Approximation Techniques and Optimizations

  • feature_binning (Default value = 'none')

    • 'none' No feature binning is used.

    • 'equal-width' Examples are assigned to bins, based on their feature values, according to the equal-width binning method. The following options may be provided using the Bracket Notation:

      • bin_ratio (Default value = 0.33) A percentage that specifies how many bins should be used. For example, a value of 0.3 means that the number of bins should be set to 30% of the total number of available training examples.

      • min_bins (Default value = 2) The minimum number of bins. Must be at least 2.

      • max_bins (Default value = 0) The maximum number of bins. Must be at least min_bins or 0, if the number of bins should not be restricted.

    • 'equal-frequency'. Examples are assigned to bins, based on their feature values, according to the equal-frequency binning method. The following options may be provided using the Bracket Notation:

      • bin_ratio (Default value = 0.33) A percentage that specifies how many bins should be used. For example, a value of 0.3 means that the number of bins should be set to 30% of the total number of available training examples.

      • min_bins (Default value = 2) The minimum number of bins.
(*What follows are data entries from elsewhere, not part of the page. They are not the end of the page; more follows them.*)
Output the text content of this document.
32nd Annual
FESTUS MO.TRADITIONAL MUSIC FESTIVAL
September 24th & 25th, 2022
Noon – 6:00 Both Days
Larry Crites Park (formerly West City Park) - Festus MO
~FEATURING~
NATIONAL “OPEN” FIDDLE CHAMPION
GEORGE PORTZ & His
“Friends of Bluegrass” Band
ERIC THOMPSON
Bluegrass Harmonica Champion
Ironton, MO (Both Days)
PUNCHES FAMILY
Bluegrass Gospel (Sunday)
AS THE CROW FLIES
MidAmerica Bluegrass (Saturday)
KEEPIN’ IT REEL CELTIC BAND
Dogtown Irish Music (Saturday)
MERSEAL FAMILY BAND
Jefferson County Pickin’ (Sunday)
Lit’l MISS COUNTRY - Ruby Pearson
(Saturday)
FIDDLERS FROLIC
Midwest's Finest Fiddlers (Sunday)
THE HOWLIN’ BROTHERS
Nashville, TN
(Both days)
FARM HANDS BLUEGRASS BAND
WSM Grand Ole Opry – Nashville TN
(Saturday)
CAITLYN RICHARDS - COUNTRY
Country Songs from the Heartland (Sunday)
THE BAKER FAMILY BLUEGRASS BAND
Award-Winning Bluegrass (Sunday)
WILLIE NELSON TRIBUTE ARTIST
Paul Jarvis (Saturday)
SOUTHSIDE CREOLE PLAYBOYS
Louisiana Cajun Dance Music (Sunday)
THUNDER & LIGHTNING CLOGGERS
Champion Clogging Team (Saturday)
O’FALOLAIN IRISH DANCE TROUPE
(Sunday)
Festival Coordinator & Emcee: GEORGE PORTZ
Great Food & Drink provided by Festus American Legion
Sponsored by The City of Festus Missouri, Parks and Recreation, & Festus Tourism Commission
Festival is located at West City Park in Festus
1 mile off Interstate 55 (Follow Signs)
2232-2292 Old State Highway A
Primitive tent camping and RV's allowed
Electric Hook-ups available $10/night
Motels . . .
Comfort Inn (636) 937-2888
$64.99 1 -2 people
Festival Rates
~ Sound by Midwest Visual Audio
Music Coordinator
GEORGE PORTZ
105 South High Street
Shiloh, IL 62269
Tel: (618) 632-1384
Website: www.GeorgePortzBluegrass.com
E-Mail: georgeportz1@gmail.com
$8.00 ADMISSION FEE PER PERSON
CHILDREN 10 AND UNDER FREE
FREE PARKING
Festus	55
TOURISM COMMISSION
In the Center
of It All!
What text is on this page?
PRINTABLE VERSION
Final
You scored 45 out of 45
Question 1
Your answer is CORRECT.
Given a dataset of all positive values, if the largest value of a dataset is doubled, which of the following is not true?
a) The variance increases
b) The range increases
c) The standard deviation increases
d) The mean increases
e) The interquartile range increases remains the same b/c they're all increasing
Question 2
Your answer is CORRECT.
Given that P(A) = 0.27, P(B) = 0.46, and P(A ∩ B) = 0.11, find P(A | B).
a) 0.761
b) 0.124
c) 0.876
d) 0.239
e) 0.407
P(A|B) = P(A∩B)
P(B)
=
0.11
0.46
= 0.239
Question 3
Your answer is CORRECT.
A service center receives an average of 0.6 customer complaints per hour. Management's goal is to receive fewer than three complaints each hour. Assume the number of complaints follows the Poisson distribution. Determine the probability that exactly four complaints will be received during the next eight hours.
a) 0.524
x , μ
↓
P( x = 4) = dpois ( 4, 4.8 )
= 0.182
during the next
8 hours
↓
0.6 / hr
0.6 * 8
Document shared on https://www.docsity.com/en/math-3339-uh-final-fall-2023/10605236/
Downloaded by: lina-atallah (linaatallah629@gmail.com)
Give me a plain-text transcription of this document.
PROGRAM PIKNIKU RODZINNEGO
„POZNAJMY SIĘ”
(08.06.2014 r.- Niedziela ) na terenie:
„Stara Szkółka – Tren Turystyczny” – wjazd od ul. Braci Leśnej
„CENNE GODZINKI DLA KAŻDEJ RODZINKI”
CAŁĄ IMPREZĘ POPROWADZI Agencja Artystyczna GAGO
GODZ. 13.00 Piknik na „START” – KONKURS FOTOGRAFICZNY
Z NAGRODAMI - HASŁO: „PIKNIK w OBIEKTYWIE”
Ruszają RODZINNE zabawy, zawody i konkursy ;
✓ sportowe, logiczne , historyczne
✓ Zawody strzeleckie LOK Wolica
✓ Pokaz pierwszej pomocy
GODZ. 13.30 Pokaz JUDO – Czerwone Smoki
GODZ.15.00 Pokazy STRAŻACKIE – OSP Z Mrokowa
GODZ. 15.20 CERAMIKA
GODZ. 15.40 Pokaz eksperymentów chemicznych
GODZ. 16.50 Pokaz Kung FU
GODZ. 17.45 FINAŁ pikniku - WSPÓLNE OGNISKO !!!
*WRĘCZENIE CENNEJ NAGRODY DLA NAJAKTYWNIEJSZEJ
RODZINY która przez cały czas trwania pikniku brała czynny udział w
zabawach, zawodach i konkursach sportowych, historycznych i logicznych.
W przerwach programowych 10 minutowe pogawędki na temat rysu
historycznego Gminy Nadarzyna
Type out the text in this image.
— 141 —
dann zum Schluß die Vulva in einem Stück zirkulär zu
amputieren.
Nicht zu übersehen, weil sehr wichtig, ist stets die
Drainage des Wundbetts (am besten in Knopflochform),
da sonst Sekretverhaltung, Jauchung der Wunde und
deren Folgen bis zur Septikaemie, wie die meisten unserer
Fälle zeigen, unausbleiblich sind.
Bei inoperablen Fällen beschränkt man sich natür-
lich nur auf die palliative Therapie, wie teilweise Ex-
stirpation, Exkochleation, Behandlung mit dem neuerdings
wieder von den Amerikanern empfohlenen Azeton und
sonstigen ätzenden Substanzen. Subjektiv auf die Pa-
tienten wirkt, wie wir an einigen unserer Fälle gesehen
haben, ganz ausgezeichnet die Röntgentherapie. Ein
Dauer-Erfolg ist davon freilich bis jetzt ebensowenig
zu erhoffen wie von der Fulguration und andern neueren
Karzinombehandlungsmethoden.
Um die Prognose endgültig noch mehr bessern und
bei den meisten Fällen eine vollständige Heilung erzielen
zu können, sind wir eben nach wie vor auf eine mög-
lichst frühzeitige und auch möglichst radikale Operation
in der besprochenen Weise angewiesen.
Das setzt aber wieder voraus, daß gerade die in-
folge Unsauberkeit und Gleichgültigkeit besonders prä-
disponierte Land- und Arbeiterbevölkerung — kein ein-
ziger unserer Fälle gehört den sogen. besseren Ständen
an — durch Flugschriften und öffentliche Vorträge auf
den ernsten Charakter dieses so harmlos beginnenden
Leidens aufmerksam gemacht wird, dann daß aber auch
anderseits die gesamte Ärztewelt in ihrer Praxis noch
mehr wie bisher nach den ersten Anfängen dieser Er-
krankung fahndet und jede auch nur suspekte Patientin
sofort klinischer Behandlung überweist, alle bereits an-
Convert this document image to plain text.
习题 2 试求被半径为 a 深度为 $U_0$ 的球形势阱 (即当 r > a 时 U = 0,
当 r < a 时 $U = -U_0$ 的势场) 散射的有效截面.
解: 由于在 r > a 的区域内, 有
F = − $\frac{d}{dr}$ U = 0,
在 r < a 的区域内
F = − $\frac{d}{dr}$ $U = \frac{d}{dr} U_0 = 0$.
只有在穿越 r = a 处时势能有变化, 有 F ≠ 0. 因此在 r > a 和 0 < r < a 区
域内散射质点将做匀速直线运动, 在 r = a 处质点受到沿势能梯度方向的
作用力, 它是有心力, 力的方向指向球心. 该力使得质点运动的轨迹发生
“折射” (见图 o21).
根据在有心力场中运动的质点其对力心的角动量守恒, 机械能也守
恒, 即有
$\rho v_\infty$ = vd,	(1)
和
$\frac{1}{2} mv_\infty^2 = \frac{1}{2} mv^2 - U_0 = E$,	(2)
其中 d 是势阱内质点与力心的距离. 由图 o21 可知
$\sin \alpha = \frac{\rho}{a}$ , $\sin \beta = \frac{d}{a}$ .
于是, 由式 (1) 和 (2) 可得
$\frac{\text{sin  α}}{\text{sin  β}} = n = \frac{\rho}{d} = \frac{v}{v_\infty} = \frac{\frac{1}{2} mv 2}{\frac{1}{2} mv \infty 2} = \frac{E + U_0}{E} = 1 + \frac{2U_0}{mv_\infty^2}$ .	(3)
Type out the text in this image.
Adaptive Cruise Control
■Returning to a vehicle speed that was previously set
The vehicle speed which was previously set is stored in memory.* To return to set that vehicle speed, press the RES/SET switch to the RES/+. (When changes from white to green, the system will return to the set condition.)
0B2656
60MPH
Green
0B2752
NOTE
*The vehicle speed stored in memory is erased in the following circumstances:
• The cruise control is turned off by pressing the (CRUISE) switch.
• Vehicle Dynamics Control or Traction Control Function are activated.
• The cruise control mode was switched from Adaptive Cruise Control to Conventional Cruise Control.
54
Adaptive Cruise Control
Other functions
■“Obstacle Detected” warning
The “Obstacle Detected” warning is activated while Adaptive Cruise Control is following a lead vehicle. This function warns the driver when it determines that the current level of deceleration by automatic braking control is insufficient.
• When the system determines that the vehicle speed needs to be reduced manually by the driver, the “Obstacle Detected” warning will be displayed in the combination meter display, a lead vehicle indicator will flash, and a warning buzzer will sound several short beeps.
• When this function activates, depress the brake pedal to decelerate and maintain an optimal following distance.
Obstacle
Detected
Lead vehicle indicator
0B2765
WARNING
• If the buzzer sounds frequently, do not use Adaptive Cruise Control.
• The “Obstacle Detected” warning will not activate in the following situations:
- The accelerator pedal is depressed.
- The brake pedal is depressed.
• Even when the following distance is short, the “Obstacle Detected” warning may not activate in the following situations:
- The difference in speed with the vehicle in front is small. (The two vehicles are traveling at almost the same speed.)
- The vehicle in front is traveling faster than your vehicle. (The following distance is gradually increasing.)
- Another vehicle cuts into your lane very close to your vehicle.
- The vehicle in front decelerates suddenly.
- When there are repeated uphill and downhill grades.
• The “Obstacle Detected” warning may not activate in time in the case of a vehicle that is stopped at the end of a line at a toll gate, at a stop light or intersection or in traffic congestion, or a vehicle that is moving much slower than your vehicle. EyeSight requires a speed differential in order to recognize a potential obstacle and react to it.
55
Must be at least 2.

      • max_bins (Default value = 0) The maximum number of bins. Must be at least min_bins or 0, if the number of bins should not be restricted.

Multi-Threading

The following parameters allow to specify whether multi-threading should be used for different aspects of the algorithm. Depending on your hardware, they may help to reduce the time needed for training or prediction.

Warning

To be able to use the algorithm’s multi-threading capabilities, it must have been compiled with multi-threading support enabled, which should be the case with pre-built packages available on PyPI. Please refer to the section Build Options if you intend to compile the program yourself, or if you want to check if multi-threading support is enabled for your installation.

  • parallel_rule_refinement (Default value = 'true')

    • 'false' No multi-threading is used to search for potential refinements of rules.

    • 'true' Multi-threading is used to search for potential refinements of rules in parallel. The following options may be provided using the Bracket Notation:

      • num_preferred_threads (Default value = 0) The number of preferred threads. Must be at least 1 or 0, if the number of cores available on the machine should be used. If not enough CPU cores are available or if multi-threading support is disabled, as many threads as possible are used.

  • parallel_statistic_update (Default value = 'false')

    • 'false' No multi-threading is used to assess the correctness of predictions for different examples.

    • 'true' Multi-threading is used to assess the correctness of predictions for different examples in parallel. The following options may be provided using the Bracket Notation:

      • num_preferred_threads (Default value = 0) The number of preferred threads. Must be at least 1 or 0, if the number of cores available on the machine should be used. If not enough CPU cores are available or if multi-threading support is disabled, as many threads as possible are used.

  • parallel_prediction (Default value = 'true')

    • 'false' No multi-threading is used to obtain predictions for different examples.

    • 'true' Multi-threading is used to obtain predictions for different examples in parallel. The following options may be provided using the Bracket Notation:

      • num_preferred_threads (Default value = 0) The number of preferred threads. Must be at least 1 or 0, if the number of cores available on the machine should be used. If not enough CPU cores are available or if multi-threading support is disabled, as many threads as possible are used.